A great day for decisive battles.
31 BC Battle of Actium
After the assassination of Julius Caesar in 44 BC, the Roman world came to be divided between the forces of Caesar’s nephew Octavian (later Augustus Caesar) and Caesar’s right-hand man, Marc Antony. Antony had taken up Caesar’s old mistress Cleopatra and become ruler of Egypt and the Middle East. Octavian feared that Antony had ambitions to seize all of the Roman empire and confronted him in a naval battle off the coast of Greece. When the Egyptian fleet abandoned Antony, the battle was lost. Antony and Cleopatra were soon to commit suicide and leave Octavian as unchallenged emperor.
1870 Battle of Sedan
Napoleon III, the incompetent nephew of the great Napoleon Bonaparte, was foolishly goaded into a war with the German military powerhouse Prussia and was soundly beaten in the Franco-Prussian War. At the Battle of Sedan Napoleon III was captured (he is pictured above sitting with the German Chancellor Bismarck), his Second Empire government collapsed, and Prussia dictated harsh terms for peace. The French resentment over this defeat and the peace treaty helped lead to World War I.
1898 Battle of Omdurman
In the 1880s a Muslim prophet, Muhammad Ahmad, styled himself the Mahdi, a Messiah-like figure whom many Muslims believe is to rule on earth before the Final Judgement. The Mahdi drove the British and Egyptians out of the Sudan in 1885, killed General Gordon, the British governor, and set up a fundamentalist state. In 1898 an Anglo-Egyptian army, accompanied by gunboats and Canadian voyageurs, marched up the Nile to confront the Mahdi’s successor, the Khalifa, at Omdurman (near present-day Khartoum). The Mahdists greatly outnumbered the invaders but the British were much more heavily armed, equipped with machine-guns and heavy artillery.
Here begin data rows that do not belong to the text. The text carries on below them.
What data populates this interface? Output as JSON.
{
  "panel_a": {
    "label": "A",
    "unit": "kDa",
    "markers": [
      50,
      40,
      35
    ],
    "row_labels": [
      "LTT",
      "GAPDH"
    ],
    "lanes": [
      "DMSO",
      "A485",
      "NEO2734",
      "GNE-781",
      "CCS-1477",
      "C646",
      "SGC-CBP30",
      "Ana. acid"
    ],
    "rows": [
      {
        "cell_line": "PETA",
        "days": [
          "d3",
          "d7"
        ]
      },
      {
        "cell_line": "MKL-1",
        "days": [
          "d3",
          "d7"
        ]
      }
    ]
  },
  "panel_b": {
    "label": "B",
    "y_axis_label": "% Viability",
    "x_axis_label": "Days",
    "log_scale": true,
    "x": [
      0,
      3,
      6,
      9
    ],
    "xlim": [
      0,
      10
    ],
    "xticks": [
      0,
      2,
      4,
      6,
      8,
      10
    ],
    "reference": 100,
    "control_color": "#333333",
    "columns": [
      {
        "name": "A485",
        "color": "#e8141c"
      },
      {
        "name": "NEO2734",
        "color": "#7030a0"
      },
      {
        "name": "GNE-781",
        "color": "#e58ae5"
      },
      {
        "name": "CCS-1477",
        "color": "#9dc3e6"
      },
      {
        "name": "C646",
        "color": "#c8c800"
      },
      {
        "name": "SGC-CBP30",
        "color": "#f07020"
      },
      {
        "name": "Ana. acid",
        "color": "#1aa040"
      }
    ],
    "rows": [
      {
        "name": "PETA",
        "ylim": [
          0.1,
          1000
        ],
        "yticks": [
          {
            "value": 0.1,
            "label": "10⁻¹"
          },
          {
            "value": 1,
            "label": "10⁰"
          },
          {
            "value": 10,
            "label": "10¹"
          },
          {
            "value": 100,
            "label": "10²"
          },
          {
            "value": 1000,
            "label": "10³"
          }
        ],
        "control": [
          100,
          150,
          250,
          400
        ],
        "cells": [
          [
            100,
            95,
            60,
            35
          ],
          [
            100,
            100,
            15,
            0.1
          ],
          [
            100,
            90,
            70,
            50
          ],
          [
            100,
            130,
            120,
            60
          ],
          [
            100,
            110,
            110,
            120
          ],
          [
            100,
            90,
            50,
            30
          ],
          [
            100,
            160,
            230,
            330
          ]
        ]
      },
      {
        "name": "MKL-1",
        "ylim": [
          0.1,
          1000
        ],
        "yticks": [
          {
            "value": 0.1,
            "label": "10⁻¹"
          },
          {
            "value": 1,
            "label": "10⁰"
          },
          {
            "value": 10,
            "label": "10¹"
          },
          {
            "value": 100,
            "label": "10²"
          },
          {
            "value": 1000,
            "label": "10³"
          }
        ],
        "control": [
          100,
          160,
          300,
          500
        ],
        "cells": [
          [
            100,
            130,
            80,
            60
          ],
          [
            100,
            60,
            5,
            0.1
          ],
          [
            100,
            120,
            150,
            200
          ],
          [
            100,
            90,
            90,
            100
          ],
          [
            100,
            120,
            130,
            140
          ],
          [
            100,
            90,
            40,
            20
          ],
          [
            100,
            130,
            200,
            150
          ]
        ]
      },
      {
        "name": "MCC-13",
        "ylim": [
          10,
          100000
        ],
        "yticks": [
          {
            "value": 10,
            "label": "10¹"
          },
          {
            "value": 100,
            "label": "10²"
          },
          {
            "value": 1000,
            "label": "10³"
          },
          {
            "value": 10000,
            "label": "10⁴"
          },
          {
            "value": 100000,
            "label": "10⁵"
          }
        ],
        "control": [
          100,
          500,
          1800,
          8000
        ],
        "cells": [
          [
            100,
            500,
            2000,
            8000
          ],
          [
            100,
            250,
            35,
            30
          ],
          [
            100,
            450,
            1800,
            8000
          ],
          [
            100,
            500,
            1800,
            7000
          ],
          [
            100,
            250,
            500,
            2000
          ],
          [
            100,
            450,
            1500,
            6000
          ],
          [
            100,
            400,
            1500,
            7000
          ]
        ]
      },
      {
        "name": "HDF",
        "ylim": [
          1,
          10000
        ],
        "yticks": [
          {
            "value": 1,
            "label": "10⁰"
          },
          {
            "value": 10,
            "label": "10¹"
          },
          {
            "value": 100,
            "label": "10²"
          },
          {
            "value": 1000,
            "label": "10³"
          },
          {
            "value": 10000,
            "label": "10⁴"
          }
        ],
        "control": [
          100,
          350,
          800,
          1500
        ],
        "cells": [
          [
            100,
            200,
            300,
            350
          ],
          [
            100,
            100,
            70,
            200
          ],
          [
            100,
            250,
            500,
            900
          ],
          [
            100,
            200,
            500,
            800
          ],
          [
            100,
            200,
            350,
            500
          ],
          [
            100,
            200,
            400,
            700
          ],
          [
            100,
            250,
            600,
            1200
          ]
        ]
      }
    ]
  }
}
The effect of modern weaponry was devastating on the Sudanese spearman and cavalry. One observer noted: “They could never get near and they refused to hold back. … It was not a battle but an execution. … The bodies were not in heaps—bodies hardly ever are; but they spread evenly over acres and acres. Some lay very composedly with their slippers placed under their heads for a last pillow; some knelt, cut short in the middle of a last prayer. Others were torn to pieces.” Winston Churchill was present at the battle and took part in the cavalry charge depicted above. The Mahdists suffered 10,000 dead while the British lost 42 men.